$70K Student loan debt & debt-to-income?
Okay, so my husband and I graduated college in 2007 and started paying off our loans (70K total) about a year ago. Our monthly payments (combined) are about $450 a month. We make every (EVERY) payment on time, and always pay a little more than the minimum. The problem is that our combined income is about $72K a year, or $6000 per month. (We both make equal money and have equal loan payments every month on our separate accounts.)
We have absolutely no problem making the payments, and (monthly) this comes out to a relatively small chunk of our income.
But when I have my credit report analyzed through Experian (online), it says my debt-to-income ratio is at almost 100%, 99% of which is the student loan account. Apparently this is calculatedby comparing my total loan debt ($35K) with my income $36K). It also stresses that this negatively impacts my credit score.
But if I’m only paying about $225 a month on student loans, out of $3000 a month in income, and I pay the loan on time, every time, why does this lower my score?!?!?
This is a 20-year loan, and we want to buy a house in 2 years. I’m afraid this will affect our interest rates when we apply for a mortgage, but for the life of me I can’t understand why this would be the case.



School Loans Consolidation
Income has NO effect on your credit score. It can affect how the bank looks at your loan application, but has nothing to do with how the credit bureaus calculate your credit score.

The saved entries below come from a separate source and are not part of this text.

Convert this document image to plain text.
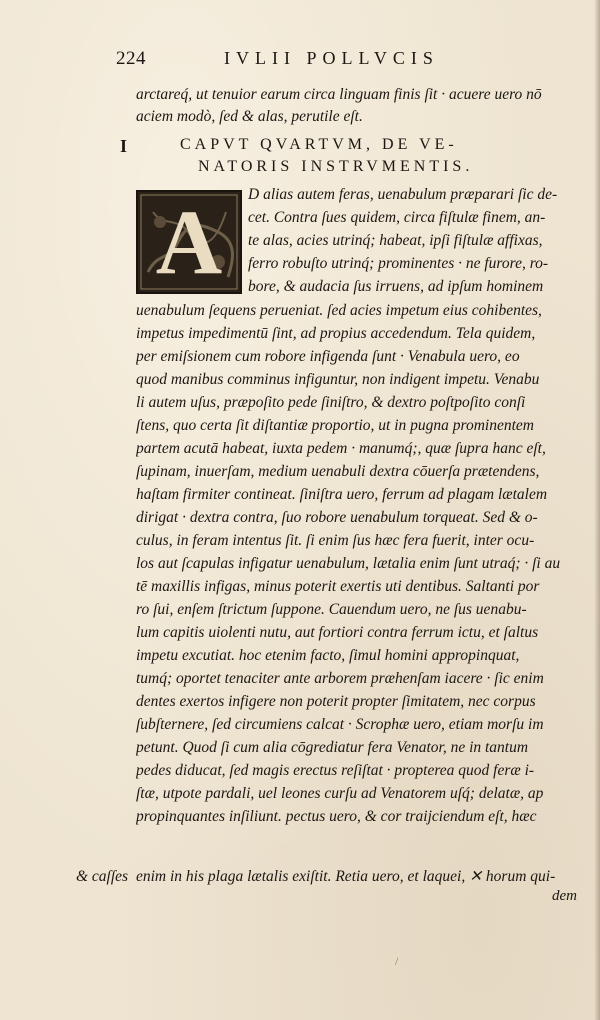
224	IVLII POLLVCIS
arctareq́, ut tenuior earum circa linguam finis ſit · acuere uero nō
aciem modò, ſed & alas, perutile eſt.
I	CAPVT QVARTVM, DE VE-
NATORIS INSTRVMENTIS.
A	D alias autem feras, uenabulum præparari ſic de-
cet. Contra ſues quidem, circa fiſtulæ finem, an-
te alas, acies utrinq́; habeat, ipſi fiſtulæ affixas,
ferro robuſto utrinq́; prominentes · ne furore, ro-
bore, & audacia ſus irruens, ad ipſum hominem
uenabulum ſequens perueniat. ſed acies impetum eius cohibentes,
impetus impedimentū ſint, ad propius accedendum. Tela quidem,
per emiſsionem cum robore infigenda ſunt · Venabula uero, eo
quod manibus comminus infiguntur, non indigent impetu. Venabu
li autem uſus, præpoſito pede ſiniſtro, & dextro poſtpoſito conſi
ſtens, quo certa ſit diſtantiæ proportio, ut in pugna prominentem
partem acutā habeat, iuxta pedem · manumq́;, quæ ſupra hanc eſt,
ſupinam, inuerſam, medium uenabuli dextra cōuerſa prætendens,
haſtam firmiter contineat. ſiniſtra uero, ferrum ad plagam lætalem
dirigat · dextra contra, ſuo robore uenabulum torqueat. Sed & o-
culus, in feram intentus ſit. ſi enim ſus hæc fera fuerit, inter ocu-
los aut ſcapulas infigatur uenabulum, lætalia enim ſunt utraq́; · ſi au
tē maxillis infigas, minus poterit exertis uti dentibus. Saltanti por
ro ſui, enſem ſtrictum ſuppone. Cauendum uero, ne ſus uenabu-
lum capitis uiolenti nutu, aut fortiori contra ferrum ictu, et ſaltus
impetu excutiat. hoc etenim facto, ſimul homini appropinquat,
tumq́; oportet tenaciter ante arborem præhenſam iacere · ſic enim
dentes exertos infigere non poterit propter ſimitatem, nec corpus
ſubſternere, ſed circumiens calcat · Scrophæ uero, etiam morſu im
petunt. Quod ſi cum alia cōgrediatur fera Venator, ne in tantum
pedes diducat, ſed magis erectus reſiſtat · propterea quod feræ i-
ſtæ, utpote pardali, uel leones curſu ad Venatorem uſq́; delatæ, ap
propinquantes inſiliunt. pectus uero, & cor traijciendum eſt, hæc
enim in his plaga lætalis exiſtit. Retia uero, et laquei, ✕ horum qui-
& caſſes
dem
/
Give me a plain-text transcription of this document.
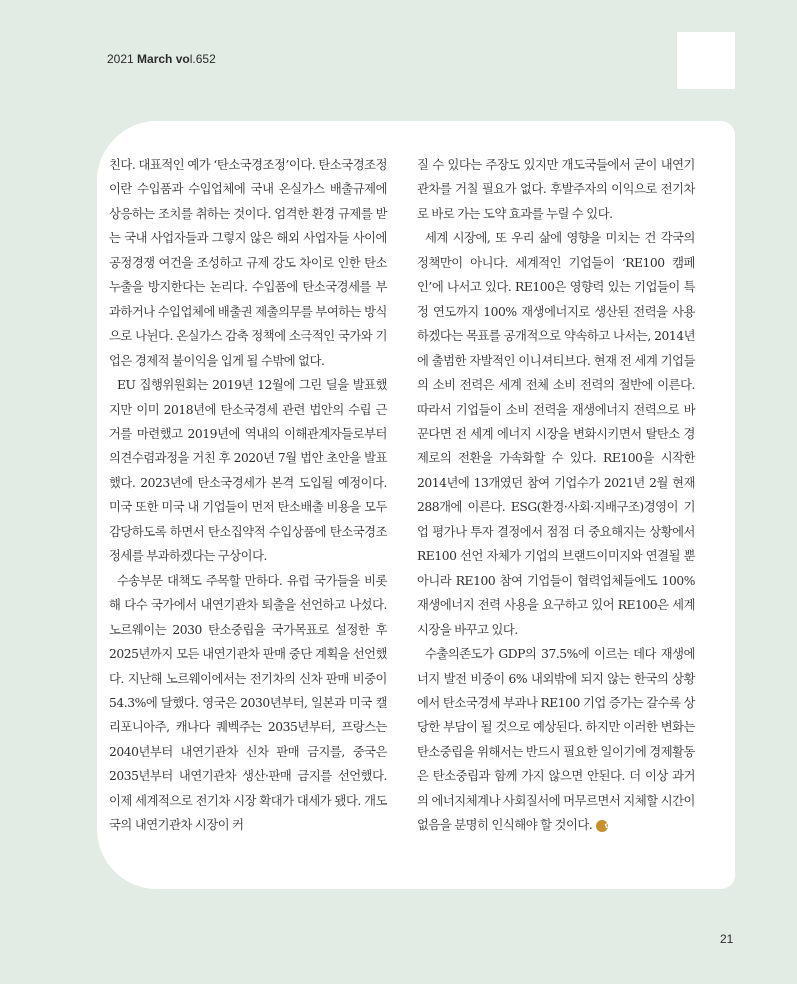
2021 March vol.652

친다. 대표적인 예가 ‘탄소국경조정’이다. 탄소국경조정이란 수입품과 수입업체에 국내 온실가스 배출규제에 상응하는 조치를 취하는 것이다. 엄격한 환경 규제를 받는 국내 사업자들과 그렇지 않은 해외 사업자들 사이에 공정경쟁 여건을 조성하고 규제 강도 차이로 인한 탄소누출을 방지한다는 논리다. 수입품에 탄소국경세를 부과하거나 수입업체에 배출권 제출의무를 부여하는 방식으로 나뉜다. 온실가스 감축 정책에 소극적인 국가와 기업은 경제적 불이익을 입게 될 수밖에 없다.

EU 집행위원회는 2019년 12월에 그린 딜을 발표했지만 이미 2018년에 탄소국경세 관련 법안의 수립 근거를 마련했고 2019년에 역내의 이해관계자들로부터 의견수렴과정을 거친 후 2020년 7월 법안 초안을 발표했다. 2023년에 탄소국경세가 본격 도입될 예정이다. 미국 또한 미국 내 기업들이 먼저 탄소배출 비용을 모두 감당하도록 하면서 탄소집약적 수입상품에 탄소국경조정세를 부과하겠다는 구상이다.

수송부문 대책도 주목할 만하다. 유럽 국가들을 비롯해 다수 국가에서 내연기관차 퇴출을 선언하고 나섰다. 노르웨이는 2030 탄소중립을 국가목표로 설정한 후 2025년까지 모든 내연기관차 판매 중단 계획을 선언했다. 지난해 노르웨이에서는 전기차의 신차 판매 비중이 54.3%에 달했다. 영국은 2030년부터, 일본과 미국 캘리포니아주, 캐나다 퀘벡주는 2035년부터, 프랑스는 2040년부터 내연기관차 신차 판매 금지를, 중국은 2035년부터 내연기관차 생산·판매 금지를 선언했다. 이제 세계적으로 전기차 시장 확대가 대세가 됐다. 개도국의 내연기관차 시장이 커

질 수 있다는 주장도 있지만 개도국들에서 굳이 내연기관차를 거칠 필요가 없다. 후발주자의 이익으로 전기차로 바로 가는 도약 효과를 누릴 수 있다.

세계 시장에, 또 우리 삶에 영향을 미치는 건 각국의 정책만이 아니다. 세계적인 기업들이 ‘RE100 캠페인’에 나서고 있다. RE100은 영향력 있는 기업들이 특정 연도까지 100% 재생에너지로 생산된 전력을 사용하겠다는 목표를 공개적으로 약속하고 나서는, 2014년에 출범한 자발적인 이니셔티브다. 현재 전 세계 기업들의 소비 전력은 세계 전체 소비 전력의 절반에 이른다. 따라서 기업들이 소비 전력을 재생에너지 전력으로 바꾼다면 전 세계 에너지 시장을 변화시키면서 탈탄소 경제로의 전환을 가속화할 수 있다. RE100을 시작한 2014년에 13개였던 참여 기업수가 2021년 2월 현재 288개에 이른다. ESG(환경·사회·지배구조)경영이 기업 평가나 투자 결정에서 점점 더 중요해지는 상황에서 RE100 선언 자체가 기업의 브랜드이미지와 연결될 뿐 아니라 RE100 참여 기업들이 협력업체들에도 100% 재생에너지 전력 사용을 요구하고 있어 RE100은 세계 시장을 바꾸고 있다.

수출의존도가 GDP의 37.5%에 이르는 데다 재생에너지 발전 비중이 6% 내외밖에 되지 않는 한국의 상황에서 탄소국경세 부과나 RE100 기업 증가는 갈수록 상당한 부담이 될 것으로 예상된다. 하지만 이러한 변화는 탄소중립을 위해서는 반드시 필요한 일이기에 경제활동은 탄소중립과 함께 가지 않으면 안된다. 더 이상 과거의 에너지체계나 사회질서에 머무르면서 지체할 시간이 없음을 분명히 인식해야 할 것이다. ✿

21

The more important measure is how much of your monthly income is used to pay debt (car loans, student loans, cc, mortgages). Getting that under 25-30% is pretty important if you want a good rate on a mortgage.
Focus on paying off any credit cards first, then any car loans after that. Student loan debt is considered “good” debt as it cannot de discharged in bankruptcy.
Good luck and I hope you get the house you want!
Credit Card Debt Consolidation
I understand what the report says although I don’t agree with it.
The best thing you and your partner can do is to both take out a credit card or two and withdraw as much cash from an ATM per month as the card will let you.
Don’t spend the cash, just use it to pay off the full balance each month and you will see a substantial change in your credit rating, especially if you do this for the next 2 years.
Depending on which banks issue the credit cards you take out you may be charged a small fee each time for withdrawing your available credit as cash but there is no better way of improving your credit score.
Consolidate Debt Credit
Because as long as that debt is out there you have the potential of defaulting on it and the entire loan being called immediately.